Ultra-thin and strong formvar-based membranes with controlled morphologies were developed via a simple synthesis technique. This thin hydrophilic and oleophilic polymer possesses very interesting morphological properties including being inert to most chemicals and resistant to radiation. Tunable porous membranes (porosity ranges from 20 to 60%) were synthesized by controlling the ratios of formvar, glycerol, and chloroform; and varying the sonication time. While the porosity can be altered, the hydrophilicity and oleophilicity is fundamental to the formvar itself and is independent of synthesis conditions. The formvar-based membranes were found to have an elastic modulus of 7.8 GPa (twice as high as previously reported values) with an average thickness of 125 nm. The figure below shows the SEM images of holey formvar structure (A) and lacey structure (B) along with a 3D render AFM image of a high porosity holey formvar sample (C). To demonstrate the versatility of this membrane, we performed chemical compatibility testing revealing that only chloroform had a destructive effect fully dissolving the formvar in a few minutes. High concentrations of HCl (above 6M) were found to have minor deleterious effects after an hour of exposure. Moreover, a numerical model was used to demonstrate the feasibility of the membranes with a range of porosity in realistic conditions in nano- and micro-devices. These thorough simulations revealed that the membrane with the highest porosity of ~50% exhibited the lowest probability of failure in a pressurized system.
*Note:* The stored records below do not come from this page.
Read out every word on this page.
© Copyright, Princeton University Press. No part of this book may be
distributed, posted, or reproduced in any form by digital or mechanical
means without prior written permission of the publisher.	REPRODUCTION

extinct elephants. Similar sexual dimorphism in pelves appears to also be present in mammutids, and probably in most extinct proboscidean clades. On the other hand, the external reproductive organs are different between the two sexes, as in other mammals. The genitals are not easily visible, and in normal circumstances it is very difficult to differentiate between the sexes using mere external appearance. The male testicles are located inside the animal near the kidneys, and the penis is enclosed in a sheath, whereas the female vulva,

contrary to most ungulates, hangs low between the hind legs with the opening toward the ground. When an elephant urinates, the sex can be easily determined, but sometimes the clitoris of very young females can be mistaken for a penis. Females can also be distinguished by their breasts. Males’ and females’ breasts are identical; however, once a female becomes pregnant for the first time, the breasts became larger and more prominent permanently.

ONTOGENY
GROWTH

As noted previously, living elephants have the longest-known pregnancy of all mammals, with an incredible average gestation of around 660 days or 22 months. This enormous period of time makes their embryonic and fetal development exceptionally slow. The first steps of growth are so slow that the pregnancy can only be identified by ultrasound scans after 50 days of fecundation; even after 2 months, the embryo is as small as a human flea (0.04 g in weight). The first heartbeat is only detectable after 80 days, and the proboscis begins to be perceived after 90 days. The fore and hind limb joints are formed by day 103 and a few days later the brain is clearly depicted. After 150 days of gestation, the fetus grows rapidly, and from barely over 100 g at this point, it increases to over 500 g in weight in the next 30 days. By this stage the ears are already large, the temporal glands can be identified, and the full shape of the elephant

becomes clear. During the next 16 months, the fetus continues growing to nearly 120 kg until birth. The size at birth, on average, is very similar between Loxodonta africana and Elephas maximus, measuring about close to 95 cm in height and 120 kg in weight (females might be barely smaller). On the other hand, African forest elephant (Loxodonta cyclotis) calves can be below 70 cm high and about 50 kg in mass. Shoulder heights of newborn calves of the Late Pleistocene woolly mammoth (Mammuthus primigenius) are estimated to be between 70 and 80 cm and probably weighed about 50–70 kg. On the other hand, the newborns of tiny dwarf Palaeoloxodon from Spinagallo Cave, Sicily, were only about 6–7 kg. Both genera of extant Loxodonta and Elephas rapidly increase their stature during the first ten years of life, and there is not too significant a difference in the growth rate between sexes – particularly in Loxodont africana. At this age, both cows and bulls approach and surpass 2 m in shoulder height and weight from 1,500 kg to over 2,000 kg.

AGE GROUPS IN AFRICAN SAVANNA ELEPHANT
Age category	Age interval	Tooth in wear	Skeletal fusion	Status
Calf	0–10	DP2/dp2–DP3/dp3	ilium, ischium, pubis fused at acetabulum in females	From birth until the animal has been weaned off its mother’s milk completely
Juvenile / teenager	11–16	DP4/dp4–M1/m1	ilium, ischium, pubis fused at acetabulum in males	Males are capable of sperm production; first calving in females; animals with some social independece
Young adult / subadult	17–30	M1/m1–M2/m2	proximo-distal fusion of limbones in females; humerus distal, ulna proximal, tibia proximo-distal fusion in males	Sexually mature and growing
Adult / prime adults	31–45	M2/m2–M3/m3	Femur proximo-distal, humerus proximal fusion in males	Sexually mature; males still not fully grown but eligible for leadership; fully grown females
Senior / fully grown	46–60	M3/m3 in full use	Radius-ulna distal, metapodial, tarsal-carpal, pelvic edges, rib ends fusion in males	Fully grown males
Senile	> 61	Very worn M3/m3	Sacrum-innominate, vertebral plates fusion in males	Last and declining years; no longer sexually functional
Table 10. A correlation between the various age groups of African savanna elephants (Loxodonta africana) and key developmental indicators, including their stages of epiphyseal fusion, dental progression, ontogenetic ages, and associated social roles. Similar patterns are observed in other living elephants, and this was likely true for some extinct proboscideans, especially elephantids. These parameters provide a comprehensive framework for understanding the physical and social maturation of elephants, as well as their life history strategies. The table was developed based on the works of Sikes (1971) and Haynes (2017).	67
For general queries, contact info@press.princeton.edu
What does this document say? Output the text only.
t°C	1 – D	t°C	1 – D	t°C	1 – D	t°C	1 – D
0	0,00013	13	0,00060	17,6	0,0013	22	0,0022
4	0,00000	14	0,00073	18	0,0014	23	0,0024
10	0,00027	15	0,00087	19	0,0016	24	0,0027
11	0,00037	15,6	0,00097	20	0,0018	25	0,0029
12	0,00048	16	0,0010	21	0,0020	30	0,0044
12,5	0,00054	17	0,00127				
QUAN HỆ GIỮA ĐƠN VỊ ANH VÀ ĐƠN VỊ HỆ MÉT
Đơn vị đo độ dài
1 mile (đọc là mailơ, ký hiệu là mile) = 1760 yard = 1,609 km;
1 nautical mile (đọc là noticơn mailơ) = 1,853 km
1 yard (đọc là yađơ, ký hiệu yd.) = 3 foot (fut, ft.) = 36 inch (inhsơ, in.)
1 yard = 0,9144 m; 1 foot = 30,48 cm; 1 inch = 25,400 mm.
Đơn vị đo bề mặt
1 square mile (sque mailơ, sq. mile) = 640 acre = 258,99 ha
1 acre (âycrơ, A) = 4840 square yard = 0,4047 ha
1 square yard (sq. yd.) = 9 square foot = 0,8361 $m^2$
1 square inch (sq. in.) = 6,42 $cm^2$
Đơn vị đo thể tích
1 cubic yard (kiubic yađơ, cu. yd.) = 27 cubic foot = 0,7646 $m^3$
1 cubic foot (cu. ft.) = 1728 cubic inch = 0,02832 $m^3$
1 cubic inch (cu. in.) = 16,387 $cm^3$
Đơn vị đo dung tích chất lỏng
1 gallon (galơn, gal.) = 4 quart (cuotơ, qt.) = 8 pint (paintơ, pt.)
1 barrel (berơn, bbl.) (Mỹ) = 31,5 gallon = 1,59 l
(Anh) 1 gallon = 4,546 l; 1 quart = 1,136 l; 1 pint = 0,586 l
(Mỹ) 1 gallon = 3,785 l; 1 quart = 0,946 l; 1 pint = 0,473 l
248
Additionally, the unique mechanical properties and chemical resistivity of formvar, provide the opportunity for using these type of membranes in certain environmental conditions to transfer and handle various 2D materials, where other polymer types would not be suited for. More specifically, due to the ease at which formvar dissolves in chloroform, for the first time we utilize the formvar-based membranes for large-area graphene transfer. Compared to other polymer-based transfer techniques, our novel method allows for a cleaner and a faster transfer of graphene sheets onto a variety of substrates, including commercial TEM grids, silicon dioxide and glass. Various spectroscopy and microscopy analyses demonstrated the effectiveness of this formvar-based transfer technique for large-area crystalline graphene sheets. The formvar removal is one to two orders of magnitude faster than other reported PMMA-based transfer methods. Moreover, formvar can be applied to large-area graphene sheets limiting the transfer dimensions only to that of catalyst size utilized for graphene growth. Ultimately, the development of ultra-strong and versatile membrane materials can allow for major advances across a wide range of important applications in microscale to nanoscale fluidics and nano-electronic devices.